Warning that the election would be "decided by a small number of votes in key marginal constituencies", Blair called on voters to trust his government and turn out on election day.
Howard
Howard meanwhile was set to use a speech to party members on Saturday to issue his own rallying cry.
But the Conservative leader goes into the final full week of campaigning facing fresh questions about his immigrations plans.
Quizzed by the BBC's Jeremy Paxman last night, the Tory leader sidestepped questions on how his party would go about establishing overseas asylum processing centres.
He also failed to say at what number the Conservatives would cap the number of legal migrants who are allowed to live and work in the UK.
"We haven't got a number yet...We will ask parliament every year to set a limit on the number of people who can come into this country," he said.
"Parliament will set the limit after there has been consultation.
"There would have to be consultation with the CBI and other employers' organisations so that we can get the right number of people coming into this country with skills, which we need, as economic migrants."
Fears
Labour however, will claim this weekend that the Conservatives are seeking to play on people's fears as they make their bid for government.

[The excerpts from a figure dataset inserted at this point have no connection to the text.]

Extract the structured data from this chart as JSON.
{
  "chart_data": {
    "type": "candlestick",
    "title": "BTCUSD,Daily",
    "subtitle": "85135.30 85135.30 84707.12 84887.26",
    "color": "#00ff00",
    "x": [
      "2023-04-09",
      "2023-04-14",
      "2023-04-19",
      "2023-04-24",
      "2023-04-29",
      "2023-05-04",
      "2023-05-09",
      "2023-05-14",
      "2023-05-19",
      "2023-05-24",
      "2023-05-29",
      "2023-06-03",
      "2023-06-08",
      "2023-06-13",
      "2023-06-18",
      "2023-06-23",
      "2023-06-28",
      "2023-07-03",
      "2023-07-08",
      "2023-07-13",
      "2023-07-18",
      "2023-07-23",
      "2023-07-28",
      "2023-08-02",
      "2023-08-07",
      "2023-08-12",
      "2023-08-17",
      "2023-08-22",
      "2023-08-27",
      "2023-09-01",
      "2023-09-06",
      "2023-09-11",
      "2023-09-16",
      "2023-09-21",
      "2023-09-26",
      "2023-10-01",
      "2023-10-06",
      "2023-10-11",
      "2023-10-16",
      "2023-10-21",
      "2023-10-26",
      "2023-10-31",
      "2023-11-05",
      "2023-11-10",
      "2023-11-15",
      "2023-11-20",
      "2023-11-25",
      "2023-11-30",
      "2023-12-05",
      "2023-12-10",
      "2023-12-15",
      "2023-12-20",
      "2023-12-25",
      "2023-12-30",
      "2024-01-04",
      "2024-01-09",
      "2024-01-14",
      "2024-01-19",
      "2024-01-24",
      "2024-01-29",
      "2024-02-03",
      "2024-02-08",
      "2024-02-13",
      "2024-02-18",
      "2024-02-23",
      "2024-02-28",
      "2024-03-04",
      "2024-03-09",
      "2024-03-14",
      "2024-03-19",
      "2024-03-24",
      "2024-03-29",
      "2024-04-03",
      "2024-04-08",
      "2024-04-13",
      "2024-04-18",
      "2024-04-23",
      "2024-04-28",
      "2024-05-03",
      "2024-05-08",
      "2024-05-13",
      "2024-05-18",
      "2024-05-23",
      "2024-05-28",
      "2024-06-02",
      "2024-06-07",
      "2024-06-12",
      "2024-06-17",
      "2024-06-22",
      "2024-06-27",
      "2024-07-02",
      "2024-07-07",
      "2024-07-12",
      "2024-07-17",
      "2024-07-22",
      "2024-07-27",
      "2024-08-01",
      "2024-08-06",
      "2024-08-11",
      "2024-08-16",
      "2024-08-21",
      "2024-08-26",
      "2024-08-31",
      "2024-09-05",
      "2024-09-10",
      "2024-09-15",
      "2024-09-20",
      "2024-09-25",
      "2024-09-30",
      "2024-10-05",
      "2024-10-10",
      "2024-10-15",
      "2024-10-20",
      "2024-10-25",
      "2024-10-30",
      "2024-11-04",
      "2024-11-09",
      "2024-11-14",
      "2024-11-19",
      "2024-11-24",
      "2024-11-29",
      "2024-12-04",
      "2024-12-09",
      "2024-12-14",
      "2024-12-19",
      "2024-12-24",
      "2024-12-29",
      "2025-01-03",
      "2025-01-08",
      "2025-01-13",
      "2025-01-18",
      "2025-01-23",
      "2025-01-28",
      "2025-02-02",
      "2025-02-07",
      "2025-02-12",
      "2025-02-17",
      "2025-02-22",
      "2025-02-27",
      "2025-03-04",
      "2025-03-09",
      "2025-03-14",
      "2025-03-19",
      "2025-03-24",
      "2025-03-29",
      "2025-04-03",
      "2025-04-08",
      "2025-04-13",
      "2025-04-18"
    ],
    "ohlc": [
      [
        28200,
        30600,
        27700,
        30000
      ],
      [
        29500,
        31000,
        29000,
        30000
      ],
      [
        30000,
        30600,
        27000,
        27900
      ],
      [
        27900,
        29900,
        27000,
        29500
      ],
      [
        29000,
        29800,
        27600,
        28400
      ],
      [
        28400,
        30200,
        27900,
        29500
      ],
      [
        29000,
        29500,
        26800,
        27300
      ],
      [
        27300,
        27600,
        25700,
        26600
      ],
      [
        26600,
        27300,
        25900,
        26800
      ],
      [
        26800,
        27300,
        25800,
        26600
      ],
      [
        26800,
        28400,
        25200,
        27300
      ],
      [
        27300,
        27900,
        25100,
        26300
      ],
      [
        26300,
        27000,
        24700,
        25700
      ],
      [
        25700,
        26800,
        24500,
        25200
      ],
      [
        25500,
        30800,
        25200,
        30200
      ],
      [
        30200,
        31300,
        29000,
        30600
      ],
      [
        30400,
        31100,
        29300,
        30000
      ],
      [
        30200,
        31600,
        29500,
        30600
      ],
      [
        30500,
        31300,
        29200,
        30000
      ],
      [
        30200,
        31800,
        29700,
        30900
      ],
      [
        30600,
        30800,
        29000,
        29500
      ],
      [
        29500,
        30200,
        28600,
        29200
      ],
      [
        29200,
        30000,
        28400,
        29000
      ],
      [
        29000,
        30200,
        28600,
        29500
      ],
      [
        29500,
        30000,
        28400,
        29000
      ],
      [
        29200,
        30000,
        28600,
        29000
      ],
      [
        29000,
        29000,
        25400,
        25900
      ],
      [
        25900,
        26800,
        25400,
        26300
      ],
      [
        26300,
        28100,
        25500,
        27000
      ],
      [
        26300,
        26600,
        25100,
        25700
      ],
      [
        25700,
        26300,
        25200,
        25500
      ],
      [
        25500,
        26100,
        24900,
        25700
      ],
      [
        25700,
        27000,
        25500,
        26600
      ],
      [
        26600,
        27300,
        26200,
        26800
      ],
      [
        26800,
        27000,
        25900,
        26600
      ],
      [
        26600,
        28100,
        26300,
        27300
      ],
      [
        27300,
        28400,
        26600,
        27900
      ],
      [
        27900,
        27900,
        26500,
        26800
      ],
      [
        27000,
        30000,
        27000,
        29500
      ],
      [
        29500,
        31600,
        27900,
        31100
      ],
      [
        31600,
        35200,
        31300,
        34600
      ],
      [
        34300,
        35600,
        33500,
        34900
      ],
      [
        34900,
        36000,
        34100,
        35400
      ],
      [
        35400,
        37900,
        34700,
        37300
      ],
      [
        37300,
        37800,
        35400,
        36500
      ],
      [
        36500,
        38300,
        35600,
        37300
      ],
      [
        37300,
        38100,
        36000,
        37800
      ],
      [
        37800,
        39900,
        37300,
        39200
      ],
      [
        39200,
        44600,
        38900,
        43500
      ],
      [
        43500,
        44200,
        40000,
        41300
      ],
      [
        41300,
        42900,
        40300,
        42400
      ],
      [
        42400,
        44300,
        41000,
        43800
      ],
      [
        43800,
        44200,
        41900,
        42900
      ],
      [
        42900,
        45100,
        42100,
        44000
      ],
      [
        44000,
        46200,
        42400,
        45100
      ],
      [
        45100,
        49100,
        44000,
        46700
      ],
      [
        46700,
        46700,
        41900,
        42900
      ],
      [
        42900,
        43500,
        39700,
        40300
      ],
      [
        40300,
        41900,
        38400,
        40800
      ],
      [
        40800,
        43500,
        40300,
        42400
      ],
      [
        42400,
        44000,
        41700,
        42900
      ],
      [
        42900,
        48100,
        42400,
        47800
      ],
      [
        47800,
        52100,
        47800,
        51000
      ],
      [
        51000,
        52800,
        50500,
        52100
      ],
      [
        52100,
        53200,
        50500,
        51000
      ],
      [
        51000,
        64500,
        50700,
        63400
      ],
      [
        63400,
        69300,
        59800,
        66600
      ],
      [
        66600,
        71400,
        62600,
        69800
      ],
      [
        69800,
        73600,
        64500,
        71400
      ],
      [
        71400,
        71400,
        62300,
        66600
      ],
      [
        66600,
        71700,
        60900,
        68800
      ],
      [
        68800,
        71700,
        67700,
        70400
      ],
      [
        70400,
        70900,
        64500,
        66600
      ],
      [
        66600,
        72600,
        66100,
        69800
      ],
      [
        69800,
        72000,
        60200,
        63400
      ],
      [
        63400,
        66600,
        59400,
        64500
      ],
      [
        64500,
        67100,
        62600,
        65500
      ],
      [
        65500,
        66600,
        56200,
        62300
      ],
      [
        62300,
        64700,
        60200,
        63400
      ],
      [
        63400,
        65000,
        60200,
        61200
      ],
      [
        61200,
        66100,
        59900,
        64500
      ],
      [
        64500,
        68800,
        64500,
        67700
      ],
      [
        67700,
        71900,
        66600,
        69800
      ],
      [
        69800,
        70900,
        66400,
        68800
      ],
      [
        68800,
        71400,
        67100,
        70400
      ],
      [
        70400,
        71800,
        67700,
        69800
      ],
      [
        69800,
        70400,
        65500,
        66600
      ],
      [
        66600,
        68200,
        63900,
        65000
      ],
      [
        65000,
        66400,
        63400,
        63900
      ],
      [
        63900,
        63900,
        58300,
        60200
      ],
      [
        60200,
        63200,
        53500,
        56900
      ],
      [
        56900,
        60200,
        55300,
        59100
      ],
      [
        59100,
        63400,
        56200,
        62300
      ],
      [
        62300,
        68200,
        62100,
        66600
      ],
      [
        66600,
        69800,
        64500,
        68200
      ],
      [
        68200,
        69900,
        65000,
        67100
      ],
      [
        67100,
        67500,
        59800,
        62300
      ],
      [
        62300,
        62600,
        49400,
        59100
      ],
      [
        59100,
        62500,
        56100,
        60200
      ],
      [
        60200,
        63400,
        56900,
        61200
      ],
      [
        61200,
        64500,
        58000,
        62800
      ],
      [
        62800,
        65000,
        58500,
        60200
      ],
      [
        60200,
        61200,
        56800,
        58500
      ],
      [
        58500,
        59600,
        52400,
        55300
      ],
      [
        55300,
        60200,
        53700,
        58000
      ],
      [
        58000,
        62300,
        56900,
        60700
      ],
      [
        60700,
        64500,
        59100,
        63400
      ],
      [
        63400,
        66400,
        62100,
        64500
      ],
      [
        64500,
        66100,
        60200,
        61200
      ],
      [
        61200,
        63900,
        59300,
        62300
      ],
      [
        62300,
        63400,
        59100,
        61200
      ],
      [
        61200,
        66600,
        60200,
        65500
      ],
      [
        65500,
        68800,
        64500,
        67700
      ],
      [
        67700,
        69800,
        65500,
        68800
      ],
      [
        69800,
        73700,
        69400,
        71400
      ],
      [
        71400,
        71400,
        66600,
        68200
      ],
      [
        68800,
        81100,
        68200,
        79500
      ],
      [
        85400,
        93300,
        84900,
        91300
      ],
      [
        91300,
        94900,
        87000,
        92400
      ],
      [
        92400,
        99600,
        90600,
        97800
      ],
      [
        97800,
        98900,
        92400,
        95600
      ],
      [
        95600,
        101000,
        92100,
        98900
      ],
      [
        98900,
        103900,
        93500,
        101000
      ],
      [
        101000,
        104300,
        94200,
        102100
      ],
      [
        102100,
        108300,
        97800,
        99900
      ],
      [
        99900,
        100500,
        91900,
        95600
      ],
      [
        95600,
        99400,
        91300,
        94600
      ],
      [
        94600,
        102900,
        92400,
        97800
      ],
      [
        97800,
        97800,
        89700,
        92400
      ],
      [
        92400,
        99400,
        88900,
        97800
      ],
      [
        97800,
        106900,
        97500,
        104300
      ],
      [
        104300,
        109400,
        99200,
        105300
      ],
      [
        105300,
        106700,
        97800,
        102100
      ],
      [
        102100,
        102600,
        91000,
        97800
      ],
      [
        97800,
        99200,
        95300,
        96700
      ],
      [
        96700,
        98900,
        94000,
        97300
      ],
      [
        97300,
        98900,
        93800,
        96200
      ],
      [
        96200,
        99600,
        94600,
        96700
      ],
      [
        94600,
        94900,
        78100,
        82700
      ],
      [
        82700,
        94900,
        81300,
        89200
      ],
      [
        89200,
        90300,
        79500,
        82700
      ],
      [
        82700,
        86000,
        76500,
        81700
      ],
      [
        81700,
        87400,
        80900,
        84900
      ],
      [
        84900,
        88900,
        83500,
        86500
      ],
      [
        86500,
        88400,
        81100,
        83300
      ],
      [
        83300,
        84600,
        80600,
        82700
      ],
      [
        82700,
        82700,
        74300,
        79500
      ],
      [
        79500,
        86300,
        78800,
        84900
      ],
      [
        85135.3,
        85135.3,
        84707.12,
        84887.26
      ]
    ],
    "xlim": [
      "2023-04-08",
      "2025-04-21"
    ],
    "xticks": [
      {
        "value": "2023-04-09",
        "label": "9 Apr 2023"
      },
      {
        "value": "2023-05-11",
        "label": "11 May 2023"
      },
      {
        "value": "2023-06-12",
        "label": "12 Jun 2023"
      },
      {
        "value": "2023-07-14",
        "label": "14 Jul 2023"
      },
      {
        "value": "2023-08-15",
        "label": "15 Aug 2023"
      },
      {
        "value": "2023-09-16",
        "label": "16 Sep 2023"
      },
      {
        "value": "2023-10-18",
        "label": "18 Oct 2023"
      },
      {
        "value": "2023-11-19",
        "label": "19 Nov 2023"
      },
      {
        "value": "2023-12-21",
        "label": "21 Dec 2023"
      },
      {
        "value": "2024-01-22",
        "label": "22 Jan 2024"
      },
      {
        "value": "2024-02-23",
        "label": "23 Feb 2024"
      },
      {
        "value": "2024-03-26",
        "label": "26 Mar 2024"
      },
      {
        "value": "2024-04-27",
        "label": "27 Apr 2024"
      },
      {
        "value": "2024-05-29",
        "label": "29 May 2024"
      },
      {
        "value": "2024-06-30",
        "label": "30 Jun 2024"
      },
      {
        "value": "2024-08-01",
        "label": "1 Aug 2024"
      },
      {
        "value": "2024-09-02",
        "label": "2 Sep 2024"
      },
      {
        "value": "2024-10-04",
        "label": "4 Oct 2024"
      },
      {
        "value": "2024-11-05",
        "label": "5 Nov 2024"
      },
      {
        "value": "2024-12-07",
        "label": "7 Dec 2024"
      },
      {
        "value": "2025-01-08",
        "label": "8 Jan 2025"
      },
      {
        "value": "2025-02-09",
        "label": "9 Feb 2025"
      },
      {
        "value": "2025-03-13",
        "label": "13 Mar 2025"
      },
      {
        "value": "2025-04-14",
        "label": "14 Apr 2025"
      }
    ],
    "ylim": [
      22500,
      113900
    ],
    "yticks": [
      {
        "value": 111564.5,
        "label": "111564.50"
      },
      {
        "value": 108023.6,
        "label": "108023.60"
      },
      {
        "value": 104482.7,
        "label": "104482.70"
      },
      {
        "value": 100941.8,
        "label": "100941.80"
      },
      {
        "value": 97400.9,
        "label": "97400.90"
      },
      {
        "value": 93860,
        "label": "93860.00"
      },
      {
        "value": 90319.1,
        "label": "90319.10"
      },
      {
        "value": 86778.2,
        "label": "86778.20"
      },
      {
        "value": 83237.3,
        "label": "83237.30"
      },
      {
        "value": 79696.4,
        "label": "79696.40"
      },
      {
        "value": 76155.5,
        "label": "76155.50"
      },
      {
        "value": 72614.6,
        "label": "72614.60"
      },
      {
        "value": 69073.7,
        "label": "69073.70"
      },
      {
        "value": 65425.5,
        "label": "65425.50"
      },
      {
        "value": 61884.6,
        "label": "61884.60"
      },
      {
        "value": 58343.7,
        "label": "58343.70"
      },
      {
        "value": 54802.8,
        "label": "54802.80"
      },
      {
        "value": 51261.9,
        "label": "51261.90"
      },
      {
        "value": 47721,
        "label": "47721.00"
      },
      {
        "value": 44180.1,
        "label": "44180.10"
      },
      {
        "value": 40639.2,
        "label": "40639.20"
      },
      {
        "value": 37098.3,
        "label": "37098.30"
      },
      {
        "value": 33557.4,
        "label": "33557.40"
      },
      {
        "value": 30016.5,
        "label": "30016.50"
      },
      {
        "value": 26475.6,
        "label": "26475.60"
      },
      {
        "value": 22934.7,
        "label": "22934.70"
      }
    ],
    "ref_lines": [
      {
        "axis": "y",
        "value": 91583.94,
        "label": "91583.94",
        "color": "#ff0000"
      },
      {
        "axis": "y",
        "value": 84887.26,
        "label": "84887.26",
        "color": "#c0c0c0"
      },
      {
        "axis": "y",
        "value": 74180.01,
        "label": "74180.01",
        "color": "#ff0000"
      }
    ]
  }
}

Speaking in Dover on Friday, the prime minister mounted a scathing attack on the Conservatives' plans.
"Their campaign is based on the statement that it isn't racist to talk about immigration. I know of no senior politician who has ever said it was. So why do they put it like that?"
"It is an attempt deliberately to exploit people's fears, to suggest that for reasons of political correctness, those in power don't dare deal with the issue.
"So that the public is left with the impression that they are being silenced in their concerns, that we are blindly ignoring them or telling them that to raise the issue is racist, when actually the opposite is true."
Rural issues
Meanwhile, the Liberal Democrat leader is spending Saturday in his constituency where he will pledge to "make a real difference to people in rural areas".
"Liberal Democrats understand the issues that make a real difference to people in rural areas," Kennedy will say during a visit to a local farm.
"Agriculture is in a state of continuing crisis, the transport system is inadequate, local schools are closing down and public services generally are stretched."